Главное в служении – это служение в радости, ибо в действительности нет никаких (причин для) печали в мире для тех, кому знаком свет огней истины.

(Ковец игрот, ч. 1, 36)

  1. Речь идет об искрах Б-жественной мудрости, даруемой свыше достойным того мудрецам Торы; эта мудрость превосходит человеческую, свойственную человеку по естеству его (корень которой – в мозгу его, как сказано выше).
  2. Речь идет о ватикин – самой ранней утренней молитве, время которой устанавливают с таким расчетом, чтобы начало «восемнадцати благословений» совпадало с моментом восхода солнца. Этого обычая придерживаются люди, стремящиеся к самому лучшему и точному исполнению заповедей.
  3. Автор цитирует здесь сокращенно и приблизительно; в действительности там сказано так: «Во всяком месте, где ты находишь величие Святого благословенного, находишь вместе с тем Его скромность… как сказано: «Ибо Г-сподь, Б-г ваш, Он – Б-г богов и Владыка владык» (Дварим, 10:17), и сказано вслед за этим: «Он творит суд сироте и вдове, и любит пришельца» (там, 10:18)».
  4. Там, где «проломлена ограда закона», – другими словами, когда нужно было возглавить борьбу в каком-то деле, важном для общества.
  5. Так сказано в Писании о Йеошафате, сыне Асы, праведном царе Иудеи.
  6. Другими словами, проявлять душевные качества, нужные в данный момент, иногда – противоположные, но всегда – во имя добра. Например, как мы видим здесь у нашего учителя, нужно, оставаясь внутренне скромным и храня это качество как главное, коренное свойство своей души, «прятать» его тогда, когда оно может помешать и воспрепятствовать исполнению общественного долга, и проявлять при этом качества обратные: напористость, властность и силу, – появляясь в центре событий, беря на себя руководство, обвиняя и обличая, кого нужно и когда нужно, и т. п.Заметим, что сам Хазон Иш в приведенном отрывке из книги Эмуна увитахон имел в виду иную пару противоположных душевных сил, как это будет видно далее в этой главе, где тот же отрывок приводится вновь.
  7. Наиболее распространенная и общепринятая печатная версия Гемары.
  8. Там, в гл. 1, наш учитель объясняет это так: «У Ротшильда есть только один кошелек – его собственный, а у меня – кошельки всех евреев». Но деньги «из кошельков всех евреев» он употреблял только на общественные нужды, но ни в коем случае не на собственные.
  9. Тора очень серьезно и строго относится ко всему, что человек произносит своими устами, и потому столь велик грех злословия или неисполнения обещаний, данных как другому человеку, так и Б-гу, и особенно – если они даны в форме обета или клятвы (см. Бемидбар, 30:3).Обет может быть отменен, если человек сожалеет о нем, говоря, что если бы он, давая его, знал о таких-то и таких-то обстоятельствах, которые сделают невозможным его исполнение, то ни в коем случае не давал бы его. Отменить обет может бейт дин – суд в составе трех судей – евреев, имеющих достаточные познания в этом вопросе.

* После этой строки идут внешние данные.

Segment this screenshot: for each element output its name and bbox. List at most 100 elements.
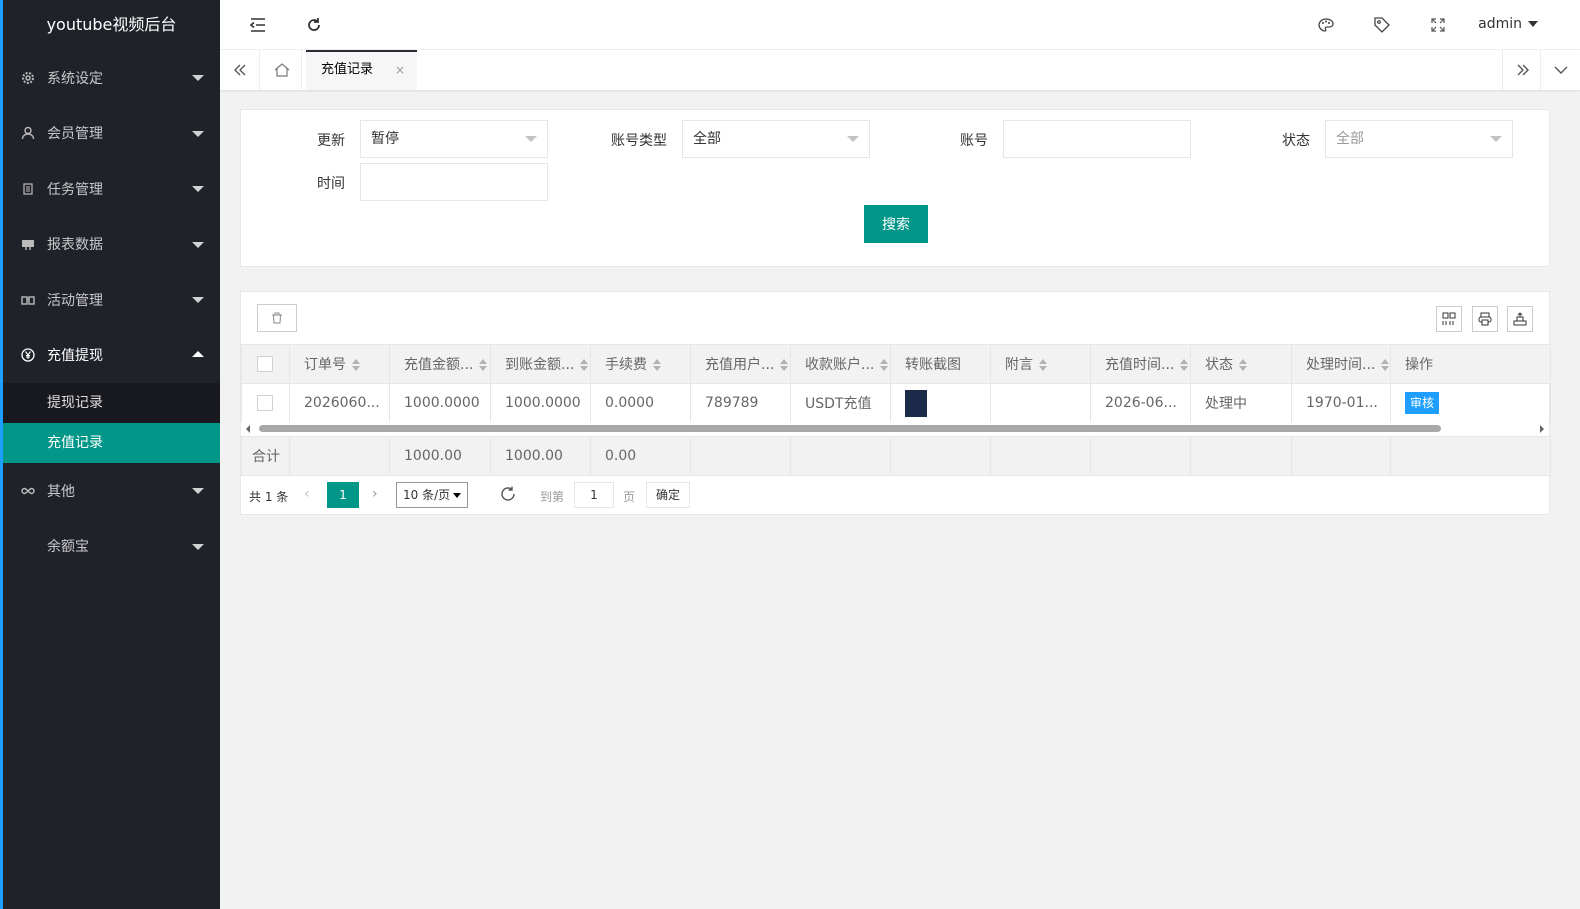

  10. Речь идет о событиях, в связи с которыми нашими мудрецами был установлен праздник Пурим. Аман, при всем своем влиянии в государстве и ненависти к евреям, не мог расправиться с ними без сочувствия царя Ахашвероша его планам и без его позволения, и поэтому Эстер указывает на Ахашвероша как на истинного виновника опасного и бедственного положения, в котором оказался тогда еврейский народ.
  11. Миньян – собрание для общественной молитвы как минимум десяти совершеннолетних евреев-мужчин.

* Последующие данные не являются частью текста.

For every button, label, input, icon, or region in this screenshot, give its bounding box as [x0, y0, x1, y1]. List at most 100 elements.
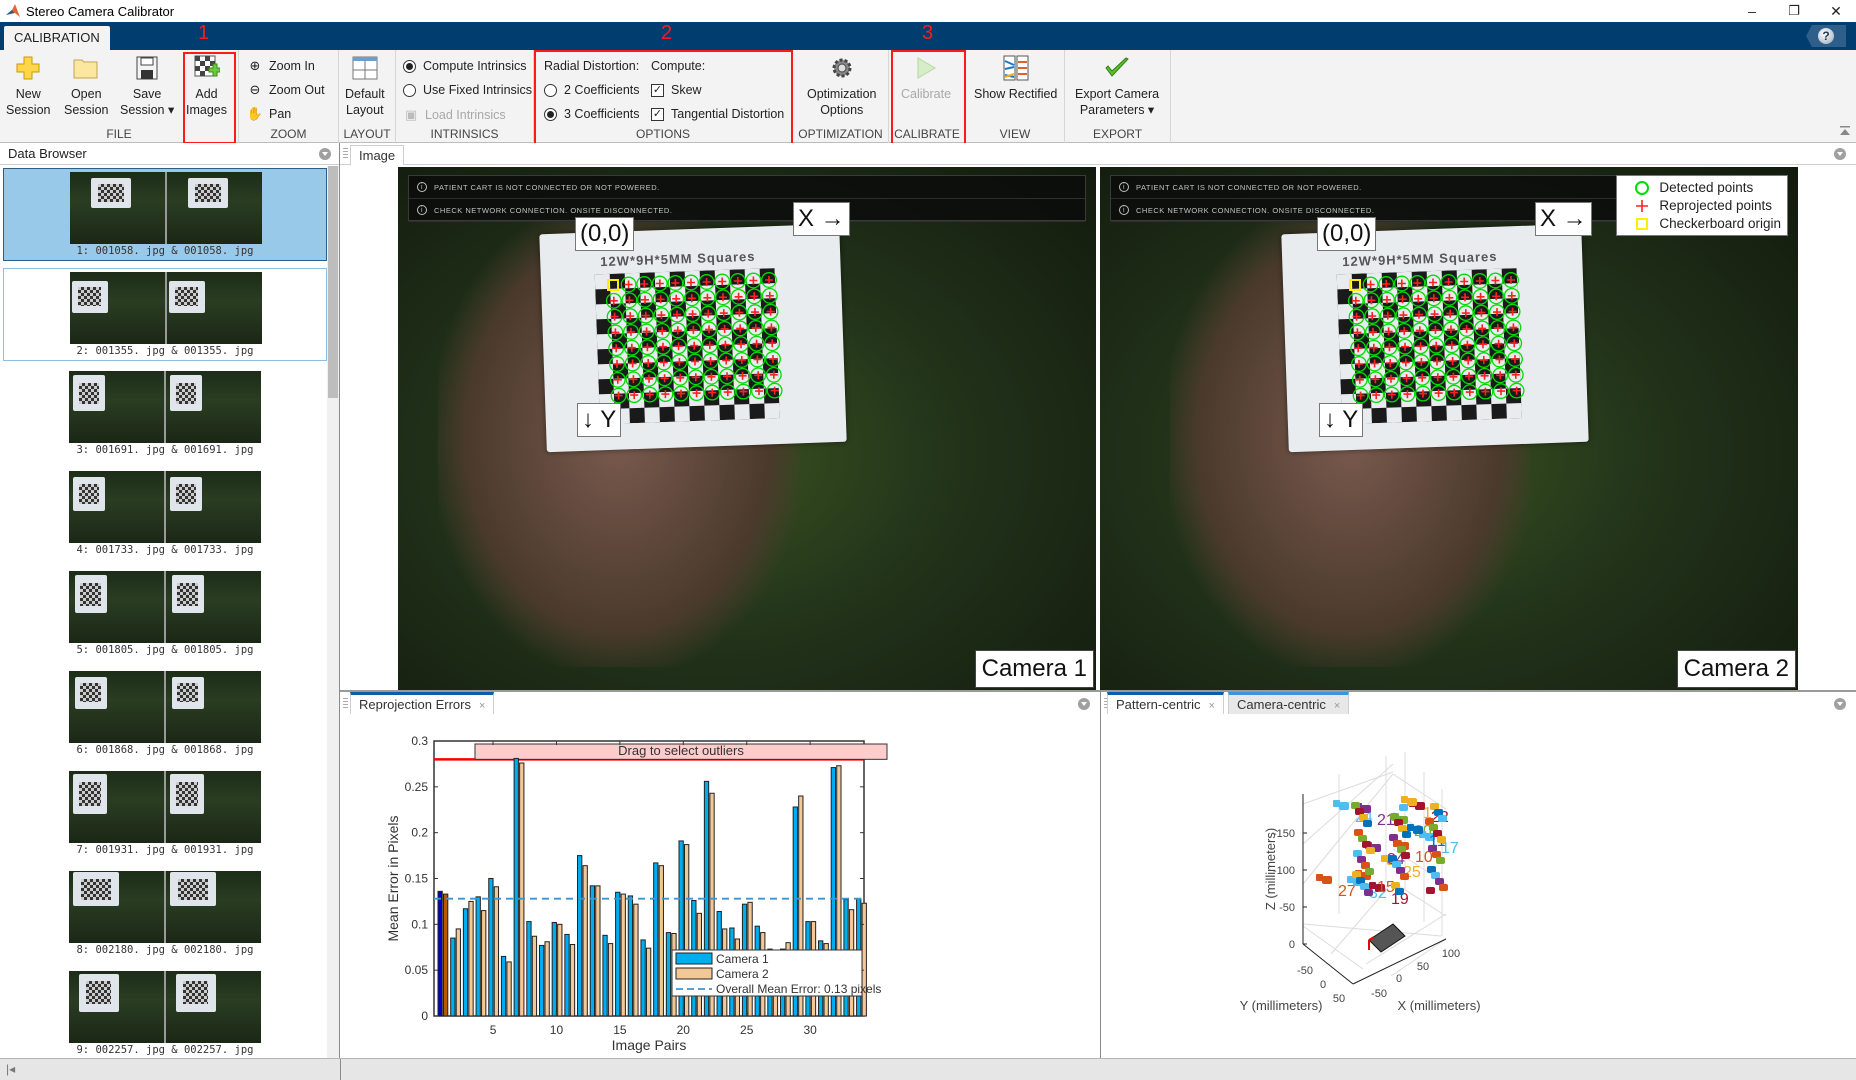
image-pair-item[interactable]: 6: 001868. jpg & 001868. jpg: [3, 668, 327, 761]
collapse-browser-icon[interactable]: |◂: [6, 1062, 15, 1076]
tab-image[interactable]: Image: [350, 145, 405, 165]
bar-camera-1[interactable]: [564, 933, 570, 1017]
collapse-toolstrip-icon[interactable]: [1840, 126, 1850, 136]
close-tab-icon[interactable]: ×: [1334, 700, 1340, 712]
bar-camera-1[interactable]: [640, 939, 646, 1017]
panel-menu-icon[interactable]: [1078, 698, 1090, 710]
bar-camera-1[interactable]: [627, 895, 634, 1017]
bar-camera-1[interactable]: [551, 922, 557, 1017]
reprojected-point: [765, 276, 773, 284]
bar-camera-1[interactable]: [602, 934, 608, 1017]
tab-camera-centric[interactable]: Camera-centric ×: [1228, 692, 1350, 714]
bar-camera-2[interactable]: [620, 893, 626, 1017]
bar-camera-2[interactable]: [595, 885, 601, 1017]
reprojected-point: [750, 292, 759, 301]
bar-camera-2[interactable]: [455, 928, 461, 1017]
camera-1-view[interactable]: i PATIENT CART IS NOT CONNECTED OR NOT PO…: [398, 167, 1096, 690]
reprojected-point: [642, 327, 651, 336]
bar-camera-2[interactable]: [582, 865, 588, 1017]
bar-camera-2[interactable]: [557, 923, 563, 1017]
image-pair-item[interactable]: 3: 001691. jpg & 001691. jpg: [3, 368, 327, 461]
camera-glyph: [1438, 815, 1447, 822]
reprojected-point: [1480, 371, 1489, 380]
image-pair-item[interactable]: 8: 002180. jpg & 002180. jpg: [3, 868, 327, 961]
reprojection-error-chart[interactable]: Drag to select outliers 0 0.05 0.1 0.15 0.2 0.…: [340, 714, 1100, 1060]
bar-camera-2[interactable]: [531, 935, 538, 1017]
reprojected-point: [1369, 327, 1377, 336]
camera-2-view[interactable]: i PATIENT CART IS NOT CONNECTED OR NOT PO…: [1100, 167, 1798, 690]
image-pair-item[interactable]: 5: 001805. jpg & 001805. jpg: [3, 568, 327, 661]
use-fixed-intrinsics-radio[interactable]: Use Fixed Intrinsics: [403, 83, 532, 97]
data-browser-scrollbar[interactable]: [327, 166, 339, 1058]
panel-menu-icon[interactable]: [1834, 148, 1846, 160]
restore-button[interactable]: ❐: [1774, 0, 1814, 22]
bar-camera-2[interactable]: [658, 865, 664, 1017]
close-button[interactable]: ✕: [1816, 0, 1856, 22]
pan-button[interactable]: ✋ Pan: [247, 106, 291, 122]
reprojected-point: [1400, 326, 1409, 335]
image-pair-item[interactable]: 2: 001355. jpg & 001355. jpg: [3, 268, 327, 361]
bar-camera-1[interactable]: [589, 885, 596, 1017]
zoom-out-button[interactable]: ⊖ Zoom Out: [247, 82, 325, 98]
drag-grip-icon[interactable]: [343, 148, 348, 160]
drag-grip-icon[interactable]: [343, 698, 348, 710]
bar-camera-2[interactable]: [607, 943, 614, 1017]
bar-camera-1[interactable]: [577, 855, 583, 1017]
bar-camera-1[interactable]: [653, 862, 659, 1017]
image-pair-item[interactable]: 1: 001058. jpg & 001058. jpg: [3, 168, 327, 261]
tab-pattern-centric[interactable]: Pattern-centric ×: [1107, 692, 1224, 714]
bar-camera-1[interactable]: [450, 937, 456, 1017]
reprojected-point: [1447, 325, 1455, 334]
new-session-button[interactable]: New Session: [6, 54, 50, 118]
notice-text: PATIENT CART IS NOT CONNECTED OR NOT POW…: [434, 182, 660, 192]
bar-camera-1[interactable]: [665, 932, 672, 1017]
bar-camera-2[interactable]: [443, 893, 449, 1017]
bar-camera-1[interactable]: [475, 896, 481, 1017]
image-pair-item[interactable]: 4: 001733. jpg & 001733. jpg: [3, 468, 327, 561]
panel-menu-icon[interactable]: [319, 148, 331, 160]
image-pair-item[interactable]: 9: 002257. jpg & 002257. jpg: [3, 968, 327, 1058]
bar-camera-2[interactable]: [519, 762, 525, 1017]
optimization-options-button[interactable]: Optimization Options: [807, 54, 876, 118]
export-camera-parameters-button[interactable]: Export Camera Parameters ▾: [1075, 54, 1159, 118]
bar-camera-2[interactable]: [645, 947, 652, 1017]
bar-camera-1[interactable]: [500, 955, 507, 1017]
bar-camera-1[interactable]: [488, 878, 494, 1017]
help-button[interactable]: ?: [1806, 25, 1846, 47]
bar-camera-1[interactable]: [437, 890, 443, 1017]
load-intrinsics-button[interactable]: ▣ Load Intrinsics: [403, 107, 506, 123]
bar-camera-1[interactable]: [526, 921, 532, 1017]
bar-camera-1[interactable]: [513, 757, 519, 1017]
bar-camera-1[interactable]: [538, 944, 545, 1017]
bar-camera-2[interactable]: [493, 886, 500, 1017]
close-tab-icon[interactable]: ×: [1209, 700, 1215, 712]
image-pair-item[interactable]: 7: 001931. jpg & 001931. jpg: [3, 768, 327, 861]
bar-camera-2[interactable]: [569, 944, 576, 1017]
default-layout-button[interactable]: Default Layout: [345, 54, 385, 118]
zoom-in-icon: ⊕: [249, 58, 261, 73]
tab-calibration[interactable]: CALIBRATION: [4, 26, 110, 50]
extrinsics-3d-plot[interactable]: 0-50-100-150-50050 -50050100Z (millimeter…: [1101, 714, 1856, 1060]
bar-camera-1[interactable]: [615, 891, 621, 1017]
bar-camera-2[interactable]: [861, 902, 867, 1017]
image-pair-label: 8: 002180. jpg & 002180. jpg: [76, 944, 254, 956]
compute-intrinsics-radio[interactable]: Compute Intrinsics: [403, 59, 527, 73]
close-tab-icon[interactable]: ×: [479, 700, 485, 712]
bar-camera-2[interactable]: [481, 910, 487, 1017]
view-group: Show Rectified VIEW: [966, 50, 1065, 143]
tab-reprojection-errors[interactable]: Reprojection Errors ×: [350, 692, 495, 714]
minimize-button[interactable]: –: [1732, 0, 1772, 22]
save-session-button[interactable]: Save Session ▾: [120, 54, 174, 118]
bar-camera-2[interactable]: [468, 900, 474, 1017]
bar-camera-2[interactable]: [633, 903, 639, 1017]
bar-camera-2[interactable]: [544, 941, 550, 1017]
camera-glyph: [1355, 808, 1364, 815]
open-session-button[interactable]: Open Session: [64, 54, 108, 118]
panel-menu-icon[interactable]: [1834, 698, 1846, 710]
scrollbar-thumb[interactable]: [328, 166, 338, 398]
bar-camera-2[interactable]: [506, 961, 512, 1017]
zoom-in-button[interactable]: ⊕ Zoom In: [247, 58, 315, 74]
bar-camera-1[interactable]: [462, 908, 469, 1017]
y-axis-label: Mean Error in Pixels: [385, 815, 401, 941]
show-rectified-button[interactable]: Show Rectified: [974, 54, 1057, 102]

  12. То есть вопрос о том, где в точности проходит «линия смены дат» применительно к еврейскому календарю и с какой стороны этой линии находится Япония: встречать ли в Японии субботу тогда же, когда и в Китае, или днем позже.
  13. Это связано с чудесной историей спасения большой группы учащихся и преподавателей ешивы Мир и отчасти – других ешив, которые великими чудесами спаслись из когтей нацистов, проделали длинный путь, не прерывая учебы, по Транссибирской железной дороге, через всю сталинскую Россию, на Дальний Восток, и нашли убежище в Японии, которая была союзницей гитлеровской Германии, а затем – в Китае, в Шанхае. После войны часть из них обосновалась в Соединенных Штатах, а другая – в Израиле. Эти люди составили костяк обновленного мира ешив в послевоенное время.